Germany’s biggest lender Deutsche Bank (DBK) is on investors’ radars once again - but for all the wrong reasons. Its well-publicised problems have once against raised questions regarding the health of the European banking system. But according to Ollie Beckett, fund manager of the TR European Growth Trust (TRG), this presents an opportunity to buy European financial stocks.
“European banks aren’t that bad.” He said problems with Deutsche Bank have pulled down shares prices of European banks and other financials, but there is still value to be had in many of these stocks.
“Nobody wants to touch the financial sector at present,” he said. “When everybody is underweight in European financials and dislikes them, that’s where the opportunity is.”
Speaking to journalists in London yesterday, Beckett explained his reason for backing European financials was due to the strong capital structure of many of these banks.

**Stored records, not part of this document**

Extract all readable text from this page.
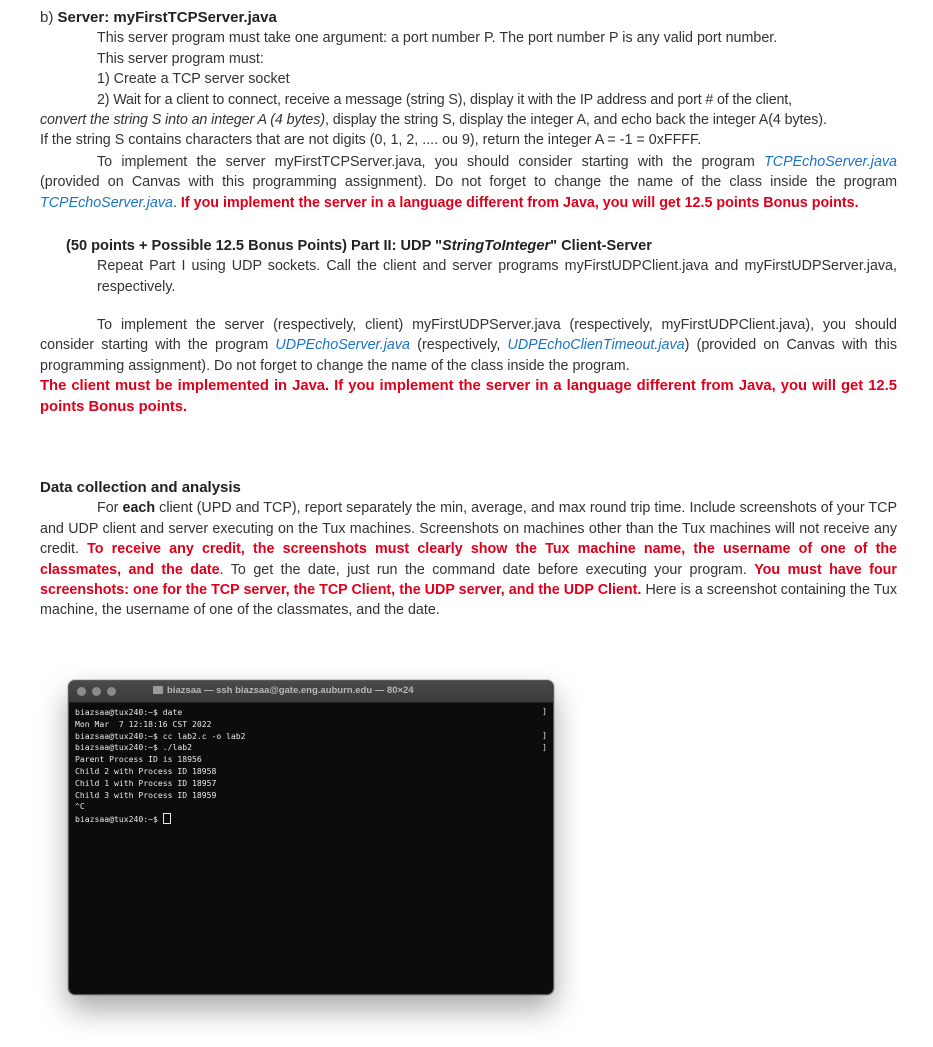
b) Server: myFirstTCPServer.java

This server program must take one argument: a port number P. The port number P is any valid port number.

This server program must:

1) Create a TCP server socket

2) Wait for a client to connect, receive a message (string S), display it with the IP address and port # of the client,

convert the string S into an integer A (4 bytes), display the string S, display the integer A, and echo back the integer A(4 bytes).

If the string S contains characters that are not digits (0, 1, 2, .... ou 9), return the integer A = -1 = 0xFFFF.

To implement the server myFirstTCPServer.java, you should consider starting with the program TCPEchoServer.java (provided on Canvas with this programming assignment). Do not forget to change the name of the class inside the program TCPEchoServer.java. If you implement the server in a language different from Java, you will get 12.5 points Bonus points.

(50 points + Possible 12.5 Bonus Points) Part II: UDP "StringToInteger" Client-Server

Repeat Part I using UDP sockets. Call the client and server programs myFirstUDPClient.java and myFirstUDPServer.java, respectively.

To implement the server (respectively, client) myFirstUDPServer.java (respectively, myFirstUDPClient.java), you should consider starting with the program UDPEchoServer.java (respectively, UDPEchoClienTimeout.java) (provided on Canvas with this programming assignment). Do not forget to change the name of the class inside the program.

The client must be implemented in Java. If you implement the server in a language different from Java, you will get 12.5 points Bonus points.

Data collection and analysis

For each client (UPD and TCP), report separately the min, average, and max round trip time. Include screenshots of your TCP and UDP client and server executing on the Tux machines. Screenshots on machines other than the Tux machines will not receive any credit. To receive any credit, the screenshots must clearly show the Tux machine name, the username of one of the classmates, and the date. To get the date, just run the command date before executing your program. You must have four screenshots: one for the TCP server, the TCP Client, the UDP server, and the UDP Client. Here is a screenshot containing the Tux machine, the username of one of the classmates, and the date.

biazsaa — ssh biazsaa@gate.eng.auburn.edu — 80×24
biazsaa@tux240:~$ date
Mon Mar  7 12:18:16 CST 2022
biazsaa@tux240:~$ cc lab2.c -o lab2
biazsaa@tux240:~$ ./lab2
Parent Process ID is 18956
Child 2 with Process ID 18958
Child 1 with Process ID 18957
Child 3 with Process ID 18959
^C
biazsaa@tux240:~$
]
]
]
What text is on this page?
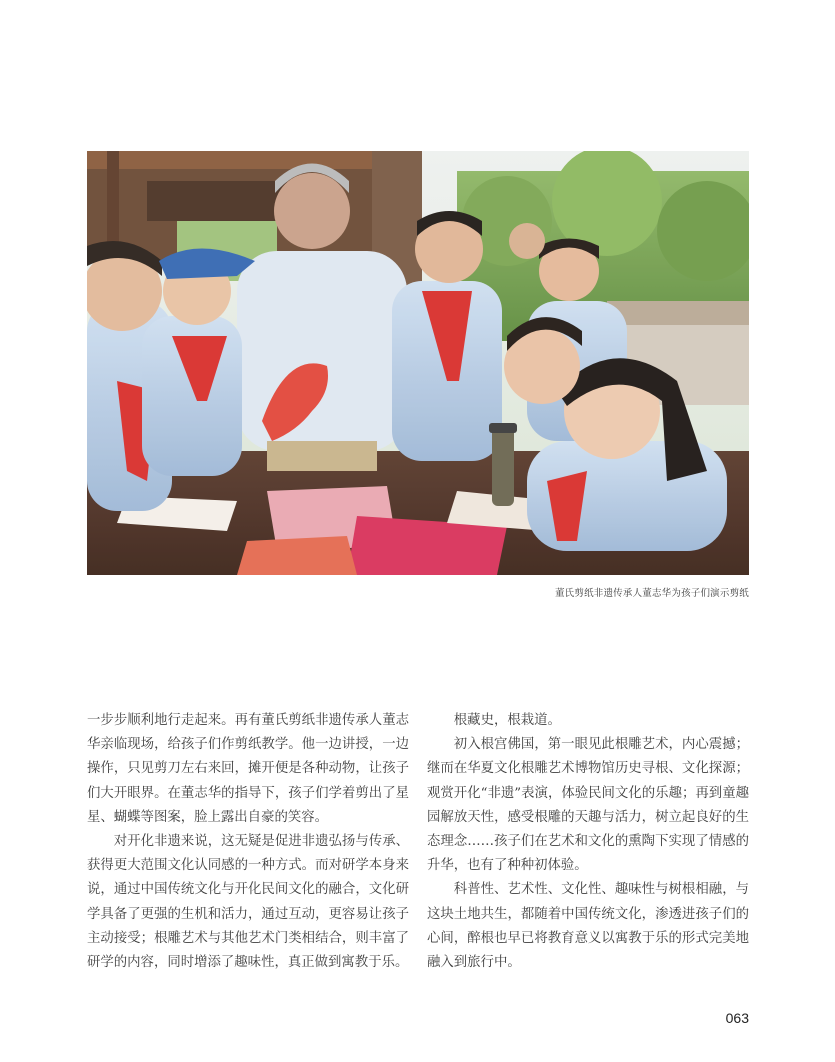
董氏剪纸非遗传承人董志华为孩子们演示剪纸

一步步顺利地行走起来。再有董氏剪纸非遗传承人董志华亲临现场，给孩子们作剪纸教学。他一边讲授，一边操作，只见剪刀左右来回，摊开便是各种动物，让孩子们大开眼界。在董志华的指导下，孩子们学着剪出了星星、蝴蝶等图案，脸上露出自豪的笑容。

对开化非遗来说，这无疑是促进非遗弘扬与传承、获得更大范围文化认同感的一种方式。而对研学本身来说，通过中国传统文化与开化民间文化的融合，文化研学具备了更强的生机和活力，通过互动，更容易让孩子主动接受；根雕艺术与其他艺术门类相结合，则丰富了研学的内容，同时增添了趣味性，真正做到寓教于乐。

根藏史，根栽道。

初入根宫佛国，第一眼见此根雕艺术，内心震撼；继而在华夏文化根雕艺术博物馆历史寻根、文化探源；观赏开化“非遗”表演，体验民间文化的乐趣；再到童趣园解放天性，感受根雕的天趣与活力，树立起良好的生态理念……孩子们在艺术和文化的熏陶下实现了情感的升华，也有了种种初体验。

科普性、艺术性、文化性、趣味性与树根相融，与这块土地共生，都随着中国传统文化，渗透进孩子们的心间，醉根也早已将教育意义以寓教于乐的形式完美地融入到旅行中。

063
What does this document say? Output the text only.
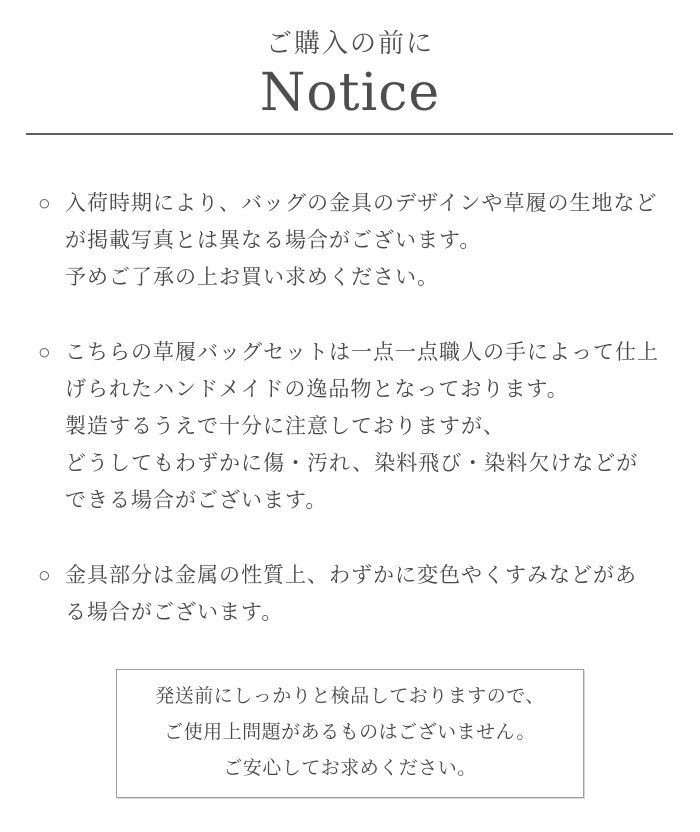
ご購入の前に
Notice
○ 入荷時期により、バッグの金具のデザインや草履の生地など
が掲載写真とは異なる場合がございます。
予めご了承の上お買い求めください。
○ こちらの草履バッグセットは一点一点職人の手によって仕上
げられたハンドメイドの逸品物となっております。
製造するうえで十分に注意しておりますが、
どうしてもわずかに傷・汚れ、染料飛び・染料欠けなどが
できる場合がございます。
○ 金具部分は金属の性質上、わずかに変色やくすみなどがあ
る場合がございます。
発送前にしっかりと検品しておりますので、
ご使用上問題があるものはございません。
ご安心してお求めください。
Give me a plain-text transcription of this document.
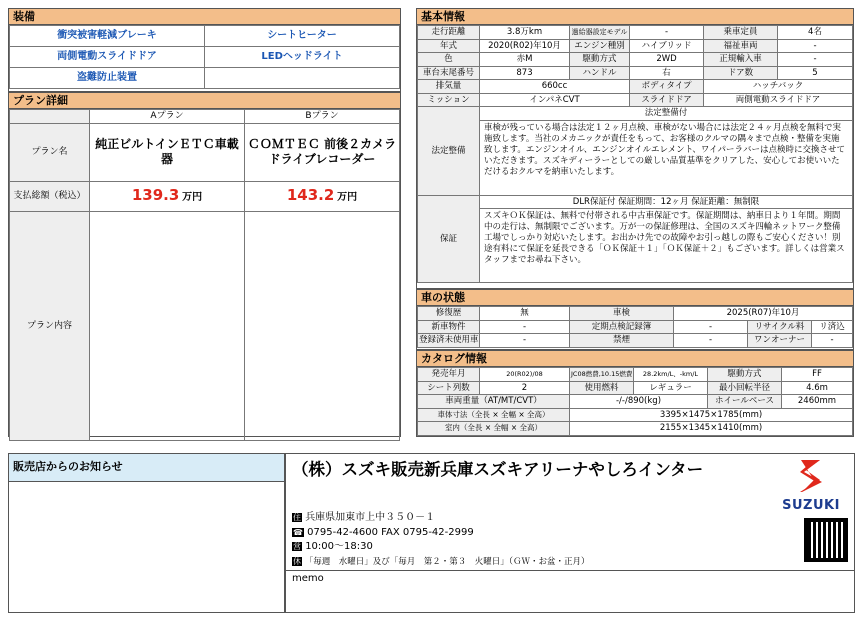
装備
衝突被害軽減ブレーキ	シートヒーター
両側電動スライドドア	LEDヘッドライト
盗難防止装置	
プラン詳細
	Aプラン	Bプラン
プラン名	純正ビルトインＥＴＣ車載器	ＣＯＭＴＥＣ 前後２カメラドライブレコーダー
支払総額（税込）	139.3 万円	143.2 万円
プラン内容		
基本情報
走行距離	3.8万km	過給器設定モデル	-	乗車定員	4名
年式	2020(R02)年10月	エンジン種別	ハイブリッド	福祉車両	-
色	赤M	駆動方式	2WD	正規輸入車	-
車台末尾番号	873	ハンドル	右	ドア数	5
排気量	660cc		ボディタイプ	ハッチバック	
ミッション	インパネCVT		スライドドア	両側電動スライドドア	
法定整備	法定整備付				
	車検が残っている場合は法定１２ヶ月点検、車検がない場合には法定２４ヶ月点検を無料で実施致します。当社のメカニックが責任をもって、お客様のクルマの隅々まで点検・整備を実施致します。エンジンオイル、エンジンオイルエレメント、ワイパーラバーは点検時に交換させていただきます。スズキディーラーとしての厳しい品質基準をクリアした、安心してお使いいただけるおクルマを納車いたします。				
保証	DLR保証付 保証期間：12ヶ月 保証距離：無制限				
	スズキＯＫ保証は、無料で付帯される中古車保証です。保証期間は、納車日より１年間。期間中の走行は、無制限でございます。万が一の保証修理は、全国のスズキ四輪ネットワーク整備工場でしっかり対応いたします。お出かけ先での故障やお引っ越しの際もご安心ください！別途有料にて保証を延長できる「ＯＫ保証＋１」「ＯＫ保証＋２」もございます。詳しくは営業スタッフまでお尋ね下さい。				
車の状態
修復歴	無	車検	2025(R07)年10月		
新車物件	-	定期点検記録簿	-	リサイクル料	リ済込
登録済未使用車	-	禁煙	-	ワンオーナー	-
カタログ情報
発売年月	20(R02)/08	JC08燃費,10.15燃費	28.2km/L、-km/L	駆動方式	FF
シート列数	2	使用燃料	レギュラー	最小回転半径	4.6m
車両重量（AT/MT/CVT）		-/-/890(kg)		ホイールベース	2460mm
車体寸法（全長 × 全幅 × 全高）		3395×1475×1785(mm)			
室内（全長 × 全幅 × 全高）		2155×1345×1410(mm)			
販売店からのお知らせ	（株）スズキ販売新兵庫スズキアリーナやしろインター
SUZUKI
住 兵庫県加東市上中３５０－１
☎ 0795-42-4600 FAX 0795-42-2999
営 10:00～18:30
休 「毎週　水曜日」及び「毎月　第２・第３　火曜日」（ＧＷ・お盆・正月）
memo
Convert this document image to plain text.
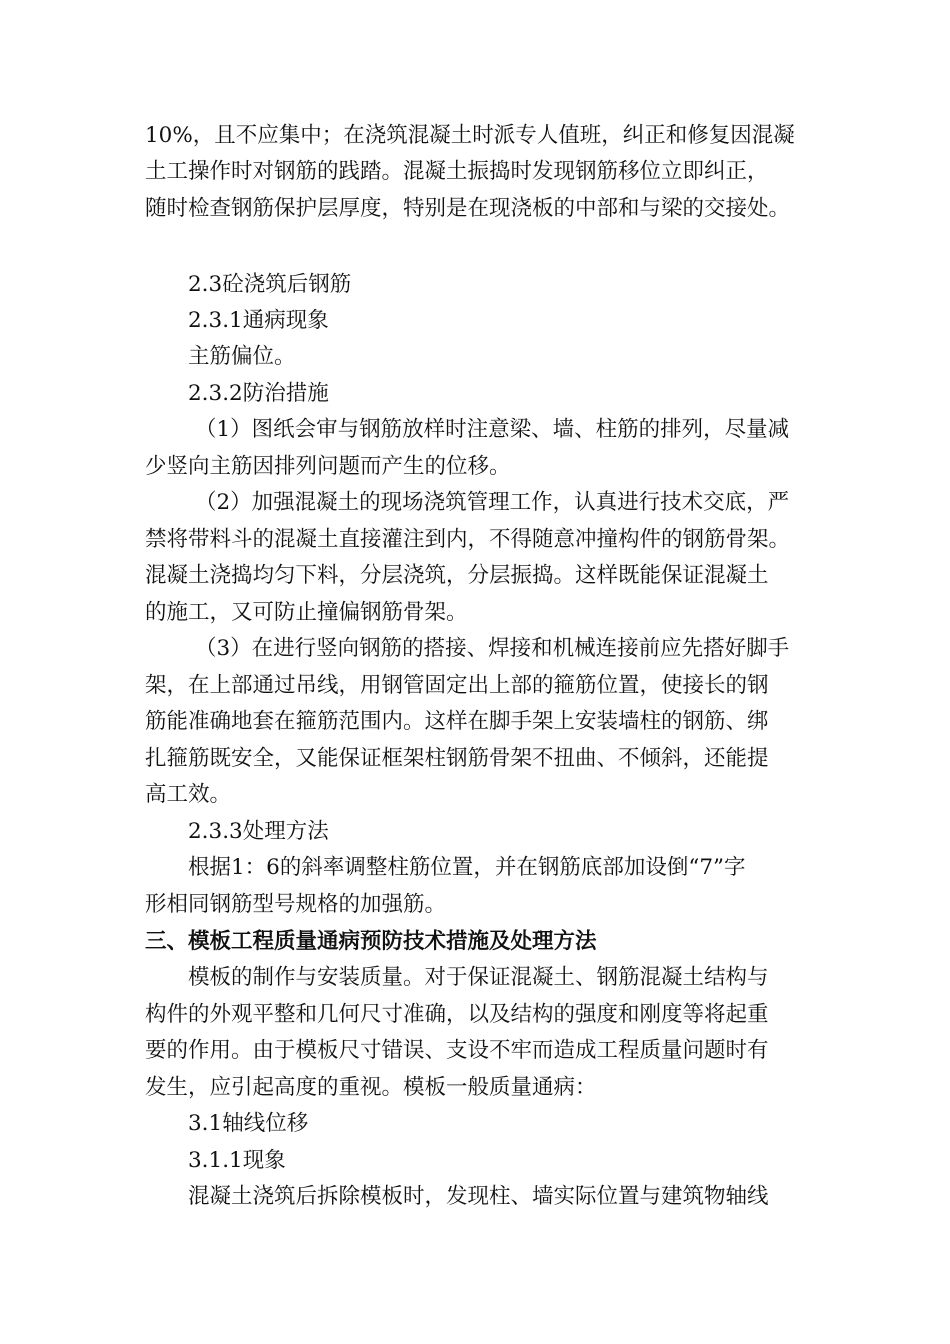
10%，且不应集中；在浇筑混凝土时派专人值班，纠正和修复因混凝
土工操作时对钢筋的践踏。混凝土振捣时发现钢筋移位立即纠正，
随时检查钢筋保护层厚度，特别是在现浇板的中部和与梁的交接处。
2.3砼浇筑后钢筋
2.3.1通病现象
主筋偏位。
2.3.2防治措施
（1）图纸会审与钢筋放样时注意梁、墙、柱筋的排列，尽量减
少竖向主筋因排列问题而产生的位移。
（2）加强混凝土的现场浇筑管理工作，认真进行技术交底，严
禁将带料斗的混凝土直接灌注到内，不得随意冲撞构件的钢筋骨架。
混凝土浇捣均匀下料，分层浇筑，分层振捣。这样既能保证混凝土
的施工，又可防止撞偏钢筋骨架。
（3）在进行竖向钢筋的搭接、焊接和机械连接前应先搭好脚手
架，在上部通过吊线，用钢管固定出上部的箍筋位置，使接长的钢
筋能准确地套在箍筋范围内。这样在脚手架上安装墙柱的钢筋、绑
扎箍筋既安全，又能保证框架柱钢筋骨架不扭曲、不倾斜，还能提
高工效。
2.3.3处理方法
根据1：6的斜率调整柱筋位置，并在钢筋底部加设倒“7”字
形相同钢筋型号规格的加强筋。
三、模板工程质量通病预防技术措施及处理方法
模板的制作与安装质量。对于保证混凝土、钢筋混凝土结构与
构件的外观平整和几何尺寸准确，以及结构的强度和刚度等将起重
要的作用。由于模板尺寸错误、支设不牢而造成工程质量问题时有
发生，应引起高度的重视。模板一般质量通病：
3.1轴线位移
3.1.1现象
混凝土浇筑后拆除模板时，发现柱、墙实际位置与建筑物轴线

German Aareal Bank AG (ARL) and Dutch bank Van Lanschot (LANS) were among his preferred stocks. Beckett predicted that Van Lanschot could provide a minimum 8% yield in 2017, supported by the bank’s strong capital ratio. Capital ratio is a measure of a bank’s capital against the risk it takes with its lending. In other words, how much loss can it sustain without running into financial difficulties.
“These banks are giving me healthy returns,” he added.
TR European Growth Trust currently has 15.7% holdings in the financial sector, compared to 12% in the Euromoney Smaller Europe ex UK benchmark. The trust’s largest sector holdings are in industrials and IT, where it has a 39.5% and 17.8% stake representatively.
Beckett also admitted that the trust’s performance was hit by market turbulence, following the Brexit vote. But he said the bought into the market as it dipped and have benefited from the subsequent bounce. However, it would be naïve to presume that the Brexit vote will not have an impact on European investment, Beckett added.
The TR European Growth Trust is currently trading at a discount of 17.6%. It gains 12.8% year to date.
Issues Surrounding Deutsche Bank and Italian Banking System
In the recent European Banking Authority’s stress test, Deutsche Bank appeared weak relative to the overall European banking system. Its adverse results of 7.8%, is shows the difficult competitive environment faced by German banks. Despite investors’ concerns about the health of Deutsche Bank, the German Chancellor Angela Merkel was reported to rule out providing any state aid for the bank.
However, Beckett said he does not believe Germany will let Deutsche Bank go down – because the country cannot afford to let the bank fail.
Meanwhile, the Italian banking system is also deeply troubled. The Italian banking system is rated poor by Morningstar’s banking system assessment, indicating that it is an unstable system and its banks do not have a competitive advantage over peers operating in the wider European region.
Beckett admitted that there are clearly issues with Deutsche Bank and the Italian banking systems, but if their problems can be resolved, these “cheap” financial stocks will continue to outperform.
Quantitative Easing is Not Going to Last Forever
Low interest rates and quantitative easing in the Eurozone are also continuing to put pressure on the profits of European banks against the backdrop of a weak European economy.
“Quantitative easing is obviously not working. I think Theresa May posed a good question – who exactly is benefitting from QE? I think we will ultimately move away from QE and move towards fiscal policy instead,” he said.
But despite predicting the end of quantitative easing in the UK, Beckett says he doesn’t think it is going to disappear from the European banking system anytime soon.
“I think there are clearly signs of quantitative easing coming to an end in the UK and in the US. But Europe is not quite there yet,” he added.
“Germany does not like quantitative easing or fiscal policy. But time will tell. When quantitative easing comes to an end, financial stocks will look more attractive.”
Do Not Invest in European Smaller Companies For Income
European smaller companies sector is where investors can find growth – which investors cannot get from large companies, said Beckett.
“This explains why many European large cap fund managers come down to this space [small caps]. They are looking for growth and that is going to continue,” he said.
“I know it is a trend that investors are looking for yields as they cannot get it from bank accounts. But don’t invest in European smaller companies for income. This is about capital growth,” Beckett warned.
“It is a weird world. Companies are almost penalised for opening a new warehouse.” Shareholders seem to prefer companies that pay out profits to investors, rather than investing in the business he said. “We need to get away from that – if we want to increase productivity in UK and Europe, we need to invest,” he said.